There are other changes. Sessions may be longer, with four matches instead of the customary three on Centre Court, and the games planning to use the lights that came with the recently added retractable roof.
Crowds will be smaller, with attendance capped at 26,000 per day, compared with 40,000 or more for Wimbledon.
Food will be different, too. At the base of the picnic hill is a burger stand offering Olympian beef. Olympic treat huts have replaced concessionaires hawking strawberries and cream or ice cream.
Pimms, a Wimbledon staple, isn't on the menu. For branding reasons, the gin-based drink is being sold as "No. 1 Cup."

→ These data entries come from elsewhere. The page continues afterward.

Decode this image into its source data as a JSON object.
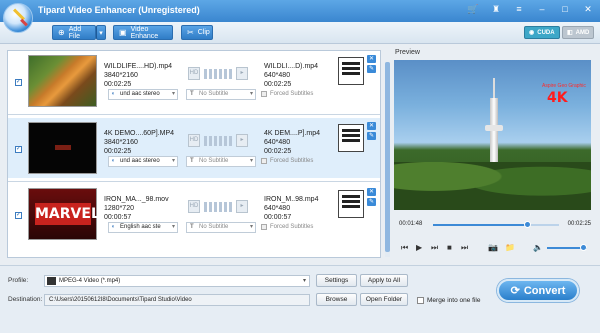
{
  "window": {
    "title": "Tipard Video Enhancer (Unregistered)"
  },
  "titlebar_icons": [
    "cart-icon",
    "user-icon",
    "menu-icon",
    "minimize-icon",
    "maximize-icon",
    "close-icon"
  ],
  "toolbar": {
    "add_file": "Add File",
    "video_enhance": "Video Enhance",
    "clip": "Clip",
    "gpu_cuda": "CUDA",
    "gpu_amd": "AMD"
  },
  "files": [
    {
      "src_name": "WILDLIFE....HD).mp4",
      "src_res": "3840*2160",
      "src_dur": "00:02:25",
      "dst_name": "WILDLI....D).mp4",
      "dst_res": "640*480",
      "dst_dur": "00:02:25",
      "audio": "und aac stereo",
      "subtitle": "No Subtitle",
      "forced": "Forced Subtitles",
      "thumb": "tiger",
      "selected": false
    },
    {
      "src_name": "4K DEMO....60P].MP4",
      "src_res": "3840*2160",
      "src_dur": "00:02:25",
      "dst_name": "4K DEM....P].mp4",
      "dst_res": "640*480",
      "dst_dur": "00:02:25",
      "audio": "und aac stereo",
      "subtitle": "No Subtitle",
      "forced": "Forced Subtitles",
      "thumb": "dark",
      "selected": true
    },
    {
      "src_name": "IRON_MA..._98.mov",
      "src_res": "1280*720",
      "src_dur": "00:00:57",
      "dst_name": "IRON_M..98.mp4",
      "dst_res": "640*480",
      "dst_dur": "00:00:57",
      "audio": "English aac ste",
      "subtitle": "No Subtitle",
      "forced": "Forced Subtitles",
      "thumb": "marvel",
      "selected": false,
      "thumb_text": "MARVEL"
    }
  ],
  "preview": {
    "label": "Preview",
    "brand_small": "Aspire Geo Graphic",
    "brand_4k": "4K",
    "time_current": "00:01:48",
    "time_total": "00:02:25",
    "progress": 0.745,
    "volume": 0.9
  },
  "bottom": {
    "profile_label": "Profile:",
    "profile_value": "MPEG-4 Video (*.mp4)",
    "settings": "Settings",
    "apply_all": "Apply to All",
    "destination_label": "Destination:",
    "destination_value": "C:\\Users\\20150612I8\\Documents\\Tipard Studio\\Video",
    "browse": "Browse",
    "open_folder": "Open Folder",
    "merge": "Merge into one file",
    "convert": "Convert"
  }
}
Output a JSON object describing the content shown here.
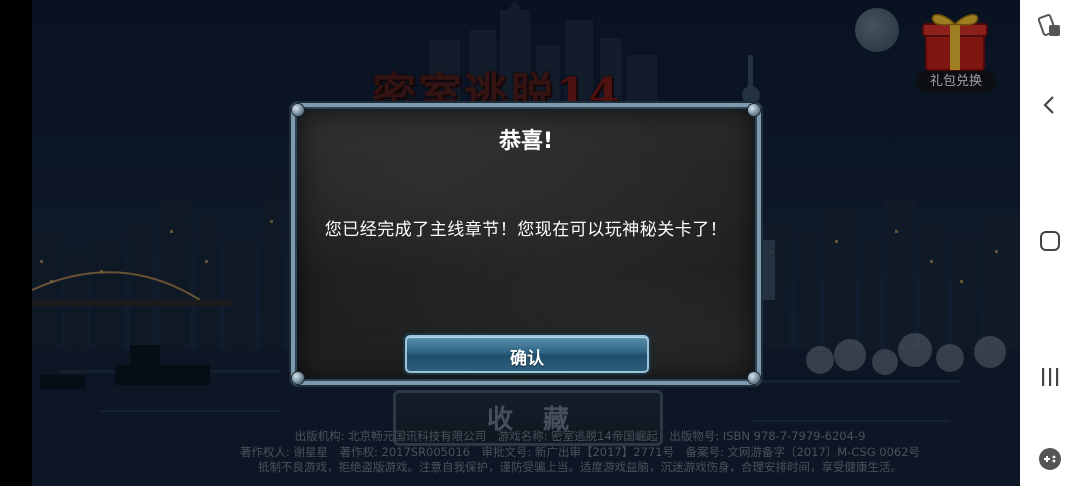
{
  "game": {
    "title_logo": "密室逃脱",
    "title_logo_number": "14",
    "gift_label": "礼包兑换",
    "collect_label": "收藏",
    "footer": {
      "line1": "出版机构: 北京畅元国讯科技有限公司　游戏名称: 密室逃脱14帝国崛起　出版物号: ISBN 978-7-7979-6204-9",
      "line2": "著作权人: 谢星星　著作权: 2017SR005016　审批文号: 新广出审【2017】2771号　备案号: 文网游备字〔2017〕M-CSG 0062号",
      "line3": "抵制不良游戏，拒绝盗版游戏。注意自我保护，谨防受骗上当。适度游戏益脑，沉迷游戏伤身，合理安排时间，享受健康生活。"
    }
  },
  "dialog": {
    "title": "恭喜!",
    "message": "您已经完成了主线章节！您现在可以玩神秘关卡了！",
    "confirm_label": "确认"
  },
  "nav": {
    "icons": [
      "screen-rotate-icon",
      "back-icon",
      "home-icon",
      "recent-apps-icon",
      "game-tools-icon"
    ]
  },
  "colors": {
    "dialog_border": "#7e9aae",
    "confirm_button": "#2f6584",
    "gift_box": "#c4221c",
    "nav_bg": "#ffffff"
  }
}
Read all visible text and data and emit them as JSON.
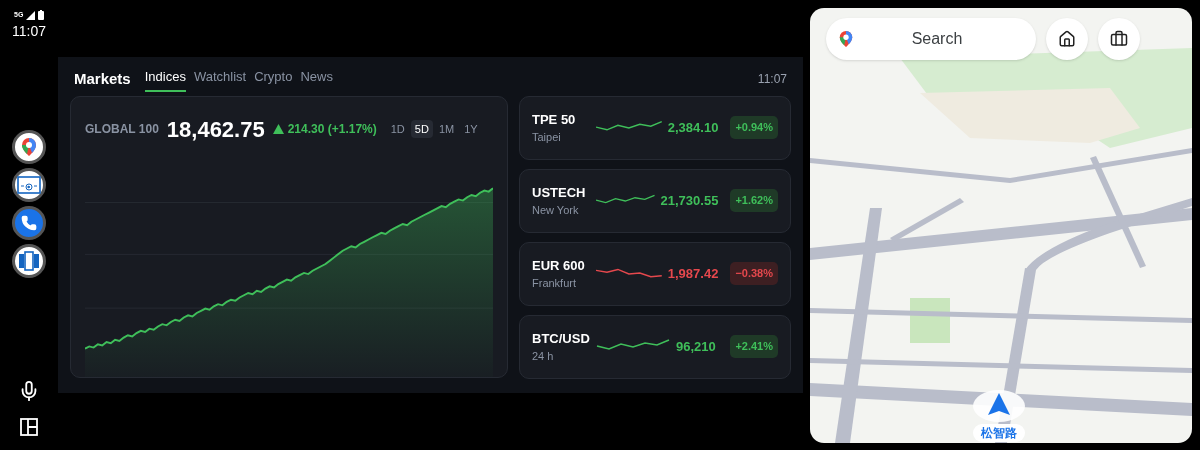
{
  "status_bar": {
    "network": "5G",
    "time": "11:07"
  },
  "markets": {
    "title": "Markets",
    "time": "11:07",
    "tabs": [
      {
        "label": "Indices",
        "selected": true
      },
      {
        "label": "Watchlist",
        "selected": false
      },
      {
        "label": "Crypto",
        "selected": false
      },
      {
        "label": "News",
        "selected": false
      }
    ],
    "main_index": {
      "name": "GLOBAL 100",
      "value": "18,462.75",
      "change": "214.30 (+1.17%)",
      "kind": "up",
      "ranges": [
        {
          "label": "1D",
          "selected": false
        },
        {
          "label": "5D",
          "selected": true
        },
        {
          "label": "1M",
          "selected": false
        },
        {
          "label": "1Y",
          "selected": false
        }
      ]
    },
    "tickers": [
      {
        "symbol": "TPE 50",
        "place": "Taipei",
        "price": "2,384.10",
        "change": "+0.94%",
        "kind": "up"
      },
      {
        "symbol": "USTECH",
        "place": "New York",
        "price": "21,730.55",
        "change": "+1.62%",
        "kind": "up"
      },
      {
        "symbol": "EUR 600",
        "place": "Frankfurt",
        "price": "1,987.42",
        "change": "−0.38%",
        "kind": "down"
      },
      {
        "symbol": "BTC/USD",
        "place": "24 h",
        "price": "96,210",
        "change": "+2.41%",
        "kind": "up"
      }
    ]
  },
  "map": {
    "search_label": "Search",
    "current_street": "松智路"
  }
}
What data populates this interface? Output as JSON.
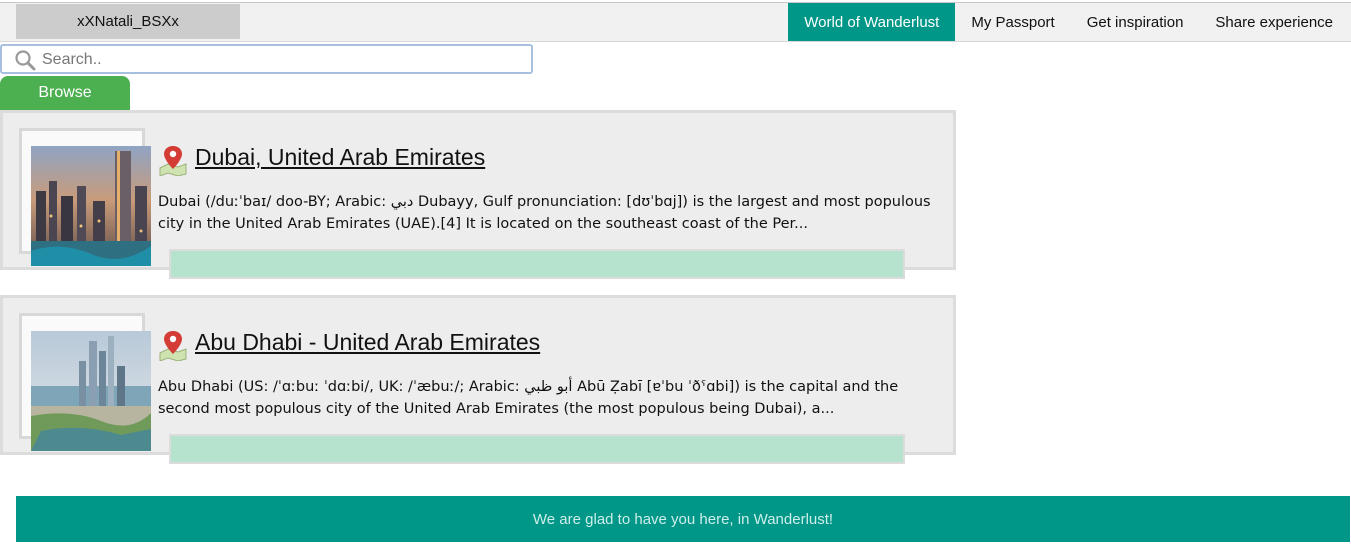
{
  "header": {
    "username": "xXNatali_BSXx",
    "nav": [
      {
        "label": "World of Wanderlust",
        "active": true
      },
      {
        "label": "My Passport",
        "active": false
      },
      {
        "label": "Get inspiration",
        "active": false
      },
      {
        "label": "Share experience",
        "active": false
      }
    ]
  },
  "search": {
    "placeholder": "Search..",
    "value": "",
    "browse_label": "Browse"
  },
  "places": [
    {
      "title": "Dubai, United Arab Emirates",
      "description": "Dubai (/duːˈbaɪ/ doo-BY; Arabic: دبي Dubayy, Gulf pronunciation: [dʊˈbɑj]) is the largest and most populous city in the United Arab Emirates (UAE).[4] It is located on the southeast coast of the Per...",
      "icon": "map-pin-icon"
    },
    {
      "title": "Abu Dhabi - United Arab Emirates",
      "description": "Abu Dhabi (US: /ˈɑːbuː ˈdɑːbi/, UK: /ˈæbuː/; Arabic: أبو ظبي Abū Ẓabī [ɐˈbu ˈðˤɑbi]) is the capital and the second most populous city of the United Arab Emirates (the most populous being Dubai), a...",
      "icon": "map-pin-icon"
    }
  ],
  "footer": {
    "message": "We are glad to have you here, in Wanderlust!"
  },
  "colors": {
    "accent": "#009688",
    "browse": "#4caf50",
    "bar": "#b5e3cd"
  }
}
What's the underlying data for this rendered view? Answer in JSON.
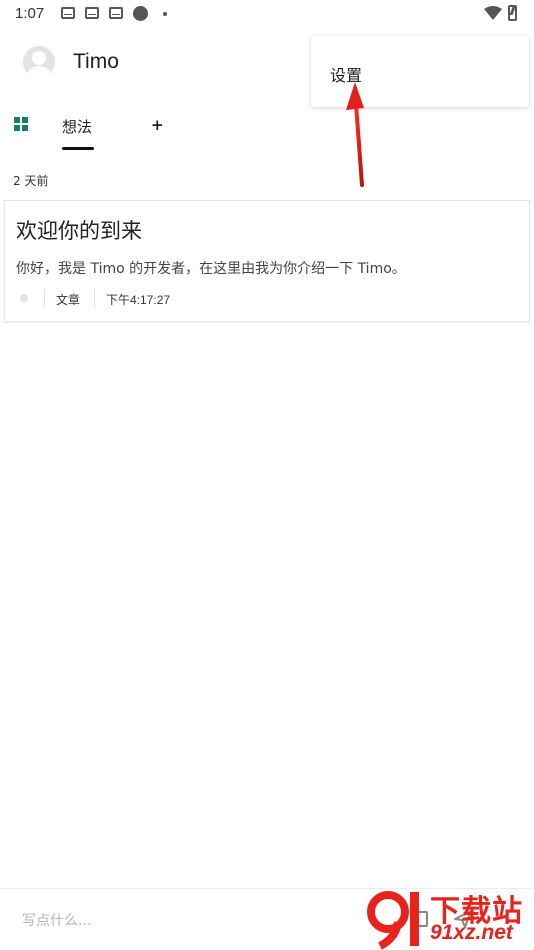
{
  "status_bar": {
    "time": "1:07",
    "icons": [
      "mail-icon",
      "mail-icon",
      "mail-icon",
      "circle-icon",
      "dot-icon",
      "wifi-icon",
      "battery-icon"
    ]
  },
  "header": {
    "username": "Timo"
  },
  "tabs": {
    "active_label": "想法",
    "add_label": "+"
  },
  "menu": {
    "items": [
      "设置"
    ]
  },
  "timeline": {
    "time_ago": "2 天前",
    "posts": [
      {
        "title": "欢迎你的到来",
        "body": "你好，我是 Timo 的开发者，在这里由我为你介绍一下 Timo。",
        "type": "文章",
        "time": "下午4:17:27"
      }
    ]
  },
  "compose": {
    "placeholder": "写点什么...",
    "value": ""
  },
  "watermark": {
    "main": "下载站",
    "sub": "91xz.net"
  },
  "colors": {
    "accent": "#12806b",
    "arrow": "#e0201b",
    "watermark": "#e8231d"
  }
}
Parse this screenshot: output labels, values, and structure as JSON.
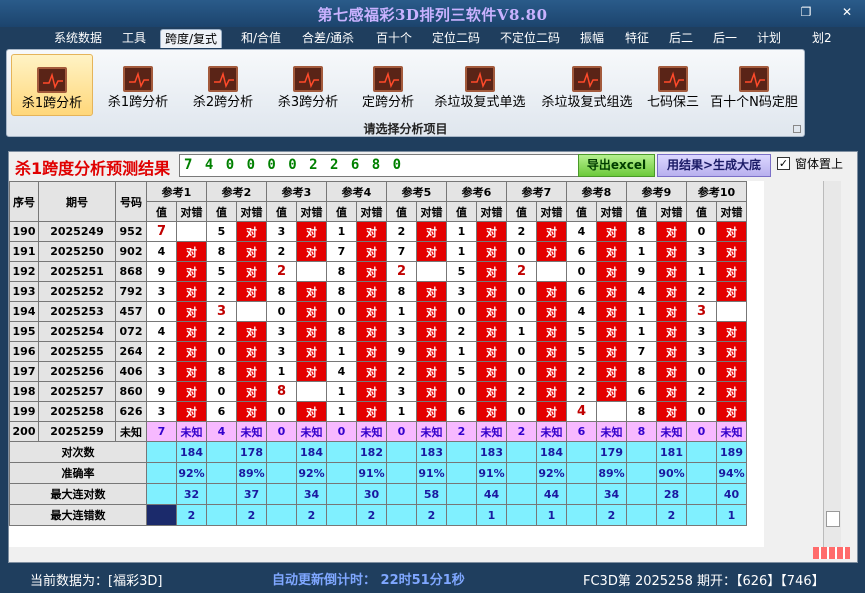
{
  "window": {
    "title": "第七感福彩3D排列三软件V8.80",
    "restore_glyph": "❐",
    "close_glyph": "✕"
  },
  "menu": [
    "系统数据",
    "工具",
    "跨度/复式",
    "和/合值",
    "合差/通杀",
    "百十个",
    "定位二码",
    "不定位二码",
    "振幅",
    "特征",
    "后二",
    "后一",
    "计划",
    "划2"
  ],
  "ribbon": {
    "buttons": [
      "杀1跨分析",
      "杀1跨分析",
      "杀2跨分析",
      "杀3跨分析",
      "定跨分析",
      "杀垃圾复式单选",
      "杀垃圾复式组选",
      "七码保三",
      "百十个N码定胆"
    ],
    "group_label": "请选择分析项目",
    "icon": "chart-icon"
  },
  "result": {
    "label": "杀1跨度分析预测结果",
    "value": "7 4 0 0 0 0 2 2 6 8 0",
    "export_button": "导出excel",
    "generate_button": "用结果>生成大底",
    "topmost_label": "窗体置上",
    "topmost_checked": true
  },
  "table": {
    "headers": {
      "index": "序号",
      "period": "期号",
      "number": "号码",
      "value": "值",
      "check": "对错"
    },
    "groups": [
      "参考1",
      "参考2",
      "参考3",
      "参考4",
      "参考5",
      "参考6",
      "参考7",
      "参考8",
      "参考9",
      "参考10"
    ],
    "hit_text": "对",
    "rows": [
      {
        "idx": "190",
        "period": "2025249",
        "num": "952",
        "cells": [
          [
            "7",
            ""
          ],
          [
            "5",
            "对"
          ],
          [
            "3",
            "对"
          ],
          [
            "1",
            "对"
          ],
          [
            "2",
            "对"
          ],
          [
            "1",
            "对"
          ],
          [
            "2",
            "对"
          ],
          [
            "4",
            "对"
          ],
          [
            "8",
            "对"
          ],
          [
            "0",
            "对"
          ]
        ]
      },
      {
        "idx": "191",
        "period": "2025250",
        "num": "902",
        "cells": [
          [
            "4",
            "对"
          ],
          [
            "8",
            "对"
          ],
          [
            "2",
            "对"
          ],
          [
            "7",
            "对"
          ],
          [
            "7",
            "对"
          ],
          [
            "1",
            "对"
          ],
          [
            "0",
            "对"
          ],
          [
            "6",
            "对"
          ],
          [
            "1",
            "对"
          ],
          [
            "3",
            "对"
          ]
        ]
      },
      {
        "idx": "192",
        "period": "2025251",
        "num": "868",
        "cells": [
          [
            "9",
            "对"
          ],
          [
            "5",
            "对"
          ],
          [
            "2",
            ""
          ],
          [
            "8",
            "对"
          ],
          [
            "2",
            ""
          ],
          [
            "5",
            "对"
          ],
          [
            "2",
            ""
          ],
          [
            "0",
            "对"
          ],
          [
            "9",
            "对"
          ],
          [
            "1",
            "对"
          ]
        ]
      },
      {
        "idx": "193",
        "period": "2025252",
        "num": "792",
        "cells": [
          [
            "3",
            "对"
          ],
          [
            "2",
            "对"
          ],
          [
            "8",
            "对"
          ],
          [
            "8",
            "对"
          ],
          [
            "8",
            "对"
          ],
          [
            "3",
            "对"
          ],
          [
            "0",
            "对"
          ],
          [
            "6",
            "对"
          ],
          [
            "4",
            "对"
          ],
          [
            "2",
            "对"
          ]
        ]
      },
      {
        "idx": "194",
        "period": "2025253",
        "num": "457",
        "cells": [
          [
            "0",
            "对"
          ],
          [
            "3",
            ""
          ],
          [
            "0",
            "对"
          ],
          [
            "0",
            "对"
          ],
          [
            "1",
            "对"
          ],
          [
            "0",
            "对"
          ],
          [
            "0",
            "对"
          ],
          [
            "4",
            "对"
          ],
          [
            "1",
            "对"
          ],
          [
            "3",
            ""
          ]
        ]
      },
      {
        "idx": "195",
        "period": "2025254",
        "num": "072",
        "cells": [
          [
            "4",
            "对"
          ],
          [
            "2",
            "对"
          ],
          [
            "3",
            "对"
          ],
          [
            "8",
            "对"
          ],
          [
            "3",
            "对"
          ],
          [
            "2",
            "对"
          ],
          [
            "1",
            "对"
          ],
          [
            "5",
            "对"
          ],
          [
            "1",
            "对"
          ],
          [
            "3",
            "对"
          ]
        ]
      },
      {
        "idx": "196",
        "period": "2025255",
        "num": "264",
        "cells": [
          [
            "2",
            "对"
          ],
          [
            "0",
            "对"
          ],
          [
            "3",
            "对"
          ],
          [
            "1",
            "对"
          ],
          [
            "9",
            "对"
          ],
          [
            "1",
            "对"
          ],
          [
            "0",
            "对"
          ],
          [
            "5",
            "对"
          ],
          [
            "7",
            "对"
          ],
          [
            "3",
            "对"
          ]
        ]
      },
      {
        "idx": "197",
        "period": "2025256",
        "num": "406",
        "cells": [
          [
            "3",
            "对"
          ],
          [
            "8",
            "对"
          ],
          [
            "1",
            "对"
          ],
          [
            "4",
            "对"
          ],
          [
            "2",
            "对"
          ],
          [
            "5",
            "对"
          ],
          [
            "0",
            "对"
          ],
          [
            "2",
            "对"
          ],
          [
            "8",
            "对"
          ],
          [
            "0",
            "对"
          ]
        ]
      },
      {
        "idx": "198",
        "period": "2025257",
        "num": "860",
        "cells": [
          [
            "9",
            "对"
          ],
          [
            "0",
            "对"
          ],
          [
            "8",
            ""
          ],
          [
            "1",
            "对"
          ],
          [
            "3",
            "对"
          ],
          [
            "0",
            "对"
          ],
          [
            "2",
            "对"
          ],
          [
            "2",
            "对"
          ],
          [
            "6",
            "对"
          ],
          [
            "2",
            "对"
          ]
        ]
      },
      {
        "idx": "199",
        "period": "2025258",
        "num": "626",
        "cells": [
          [
            "3",
            "对"
          ],
          [
            "6",
            "对"
          ],
          [
            "0",
            "对"
          ],
          [
            "1",
            "对"
          ],
          [
            "1",
            "对"
          ],
          [
            "6",
            "对"
          ],
          [
            "0",
            "对"
          ],
          [
            "4",
            ""
          ],
          [
            "8",
            "对"
          ],
          [
            "0",
            "对"
          ]
        ]
      }
    ],
    "future": {
      "idx": "200",
      "period": "2025259",
      "num": "未知",
      "values": [
        "7",
        "4",
        "0",
        "0",
        "0",
        "2",
        "2",
        "6",
        "8",
        "0"
      ],
      "unknown_text": "未知"
    },
    "stats": [
      {
        "label": "对次数",
        "values": [
          "184",
          "178",
          "184",
          "182",
          "183",
          "183",
          "184",
          "179",
          "181",
          "189"
        ]
      },
      {
        "label": "准确率",
        "values": [
          "92%",
          "89%",
          "92%",
          "91%",
          "91%",
          "91%",
          "92%",
          "89%",
          "90%",
          "94%"
        ]
      },
      {
        "label": "最大连对数",
        "values": [
          "32",
          "37",
          "34",
          "30",
          "58",
          "44",
          "44",
          "34",
          "28",
          "40"
        ]
      },
      {
        "label": "最大连错数",
        "values": [
          "2",
          "2",
          "2",
          "2",
          "2",
          "1",
          "1",
          "2",
          "2",
          "1"
        ]
      }
    ]
  },
  "status": {
    "current_data": "当前数据为：[福彩3D]",
    "countdown": "自动更新倒计时： 22时51分1秒",
    "draw_info": "FC3D第 2025258 期开：【626】【746】"
  }
}
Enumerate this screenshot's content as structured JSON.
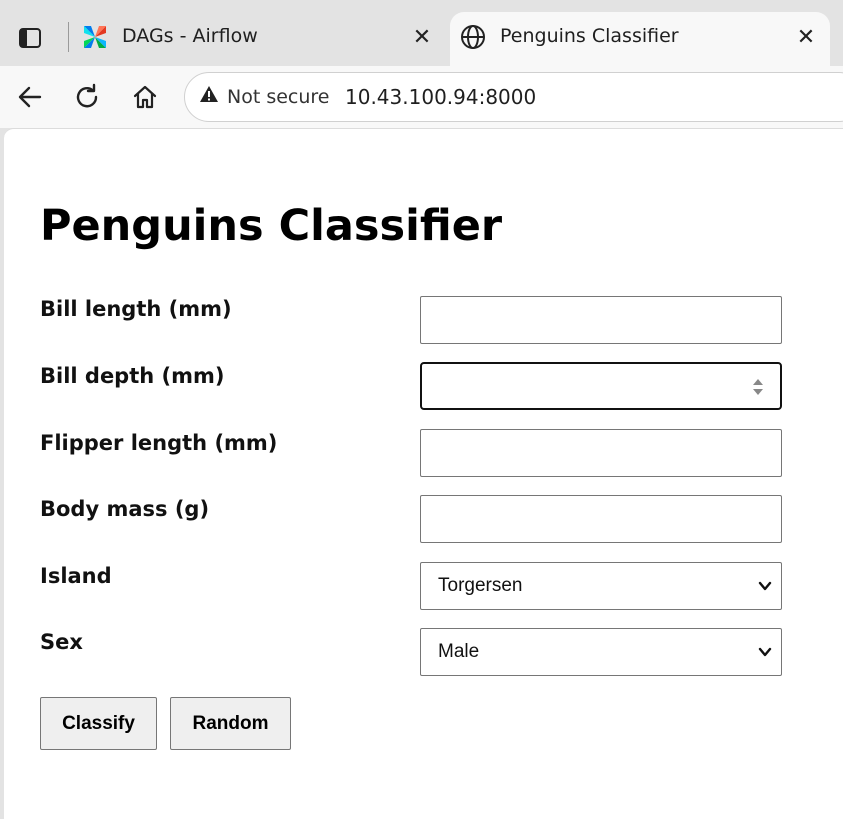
{
  "browser": {
    "tabs": [
      {
        "title": "DAGs - Airflow",
        "favicon": "airflow-icon",
        "active": false
      },
      {
        "title": "Penguins Classifier",
        "favicon": "globe-icon",
        "active": true
      }
    ],
    "address_bar": {
      "security_label": "Not secure",
      "url": "10.43.100.94:8000"
    }
  },
  "page": {
    "title": "Penguins Classifier",
    "fields": {
      "bill_length": {
        "label": "Bill length (mm)",
        "value": ""
      },
      "bill_depth": {
        "label": "Bill depth (mm)",
        "value": ""
      },
      "flipper_length": {
        "label": "Flipper length (mm)",
        "value": ""
      },
      "body_mass": {
        "label": "Body mass (g)",
        "value": ""
      },
      "island": {
        "label": "Island",
        "selected": "Torgersen"
      },
      "sex": {
        "label": "Sex",
        "selected": "Male"
      }
    },
    "buttons": {
      "classify": "Classify",
      "random": "Random"
    }
  }
}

Inside the Wimbledon Shop – which sometimes attracts longer lines than the spectator queues for the courts – workers stock shelves with Olympic towels (20 pounds or about $31), skirts (34 pounds or about $53) and windbreakers (69 pounds or about $108).
The grass looks great – much better than at the end of Wimbledon, with worn patches reseeded in a rush job. Groundskeepers experimented for two years to help the lawn rebound quickly, and a recent spell of warm, sunny weather helped.
Perhaps the oddest new sight is the 12-foot-high shrub near an entrance, sculpted to resemble the one-eyed Olympic mascot holding a tennis racket.
Nearby, the bronze statue of 1930s champion Fred Perry seems oblivious to the games, with no logos or purple trimming evident. But then, bronze is an Olympic color, too.